Set up the development environment, confirm scope, audit Cython files, reproduce prototype benchmarks, study mentor papers, and prepare a warm-up PR.

2

Weeks 1-6: May 25 - July 5

Build Numba integration infrastructure, replace ordination Cython functions, implement Mantel and PERMANOVA Numba paths, and prepare for midterm evaluation.

3

Midterm: July 6 - July 10

Target state: Tier 1 complete and merged, with Mantel and PERMANOVA implementations ready for review.

4

Weeks 7-12: July 11 - August 17

Finish utilities, GPU kernels, benchmark tables, documentation, review cleanup, final report, and final blog post.

Why This Matters

scikit-bio is not an isolated library. It supports downstream scientific workflows in ecosystems like QIIME 2, Emperor, and Qiita. When performance-critical matrix operations become faster and more GPU-capable, the benefit can propagate into real biological data analysis pipelines.

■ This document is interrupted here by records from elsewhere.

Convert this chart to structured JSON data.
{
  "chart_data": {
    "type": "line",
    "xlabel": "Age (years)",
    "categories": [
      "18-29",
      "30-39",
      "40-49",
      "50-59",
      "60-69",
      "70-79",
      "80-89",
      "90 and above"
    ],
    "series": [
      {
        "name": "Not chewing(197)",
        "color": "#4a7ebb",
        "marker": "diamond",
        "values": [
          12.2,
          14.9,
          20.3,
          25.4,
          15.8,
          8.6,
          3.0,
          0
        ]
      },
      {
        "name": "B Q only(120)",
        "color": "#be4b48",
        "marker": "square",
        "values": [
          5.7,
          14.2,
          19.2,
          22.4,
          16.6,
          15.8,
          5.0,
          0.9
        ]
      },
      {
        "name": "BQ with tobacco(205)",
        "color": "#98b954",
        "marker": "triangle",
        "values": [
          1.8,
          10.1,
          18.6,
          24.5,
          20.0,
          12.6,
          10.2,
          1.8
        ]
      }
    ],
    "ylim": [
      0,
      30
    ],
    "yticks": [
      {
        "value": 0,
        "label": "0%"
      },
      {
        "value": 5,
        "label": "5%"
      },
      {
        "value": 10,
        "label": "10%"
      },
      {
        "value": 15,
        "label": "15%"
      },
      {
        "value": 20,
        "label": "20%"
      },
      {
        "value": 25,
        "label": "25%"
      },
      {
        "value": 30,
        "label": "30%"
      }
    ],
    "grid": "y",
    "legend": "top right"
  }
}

The engineering lesson is bigger than one library: modern scientific Python needs graceful heterogeneity. CPU should be fast. GPU should be possible. Fallback paths should be correct. Maintainers should not have to carry multiple drifting implementations forever.

My goal for the summer is simple: make scikit-bio's fastest paths easier to maintain, easier to benchmark, and ready for CPU and GPU execution without compromising numerical correctness.